The best way to get rid of your anxiety disorder is by actively confronting your anxiety. This is called exposure. You learn to temper your anxiety by purposely experiencing feared situations. This does not sounds easy at all for someone with an anxiety disorder. Confronting your anxiety is actually the complete opposite of what you always have been doing. This can activate a lot of negative emotions and all of your senses want to guide you into a different direction: avoid it!
What can you do about it?
Something that can help confronting your anxiety disorder, is the right mindset. A mindset is a certain believe how to look at situations and how to manage them. Luckily, a mindset is pretty flexible and can be adjusted by others and even by yourself! So how do you change your mindset en how does a mindset contribute to confronting my anxiety disorder?
Convince yourself!
Your mindset creates certain expectations. This can either be positive or negative. Having a convinced believe that your feelings of anxiety will decrease because of the confrontation of your anxiety disorder, will do a lot! Convince yourself that exposure is effective and create a positive mindset. This causes some physical effects. Your heart rate and blood pressure will start decreasing, which in turn lowers the intensity of the negative feelings. Informing yourself about exposure can help to convince yourself. Search for information about exposure therapy and read personal experiences of other people. Or you can read one of our other blogs about anxiety disorders!
Shift your attention
A negative mindset creates tunnel vision. Your focus lies on the negative aspects and this makes the confrontation of your anxiety disorder even harder. Compare the confrontation with planning to exercise. You want to go to the gym but at the same time you are also a bit lazy. You have to push yourself to still go and exercise, but you actually prefer skipping it.
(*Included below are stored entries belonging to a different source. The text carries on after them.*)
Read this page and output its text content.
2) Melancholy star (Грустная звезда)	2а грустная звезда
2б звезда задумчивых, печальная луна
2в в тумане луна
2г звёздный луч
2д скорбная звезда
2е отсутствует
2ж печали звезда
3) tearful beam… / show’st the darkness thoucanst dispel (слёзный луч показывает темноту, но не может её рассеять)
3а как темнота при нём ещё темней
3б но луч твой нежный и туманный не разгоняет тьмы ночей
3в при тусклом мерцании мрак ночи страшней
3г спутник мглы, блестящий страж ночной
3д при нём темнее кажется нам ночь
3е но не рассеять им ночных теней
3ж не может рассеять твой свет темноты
To get you of the couch, it can help shifting your attention from your current negative mood to the expected positive mood after having exercised. Think about how you will feel when you still would go to exercise, despite the reluctance. Would you still feel negativity or would you for example feel proud or happy you actually went to the gym? This also applies to confronting your anxiety. Focus your attention to the expected positive feelings after the confrontation to motivate yourself getting into action!
NiceDay
Plan an event that is not in your comfort zone when you are going to confront your anxiety. You can mention your thoughts about the event and which feelings you expect to experience. Try to list a fearful expectation and a rational expectation. Did you manage to do the event? Reflect on this by checking whether the experienced feelings match your expectations.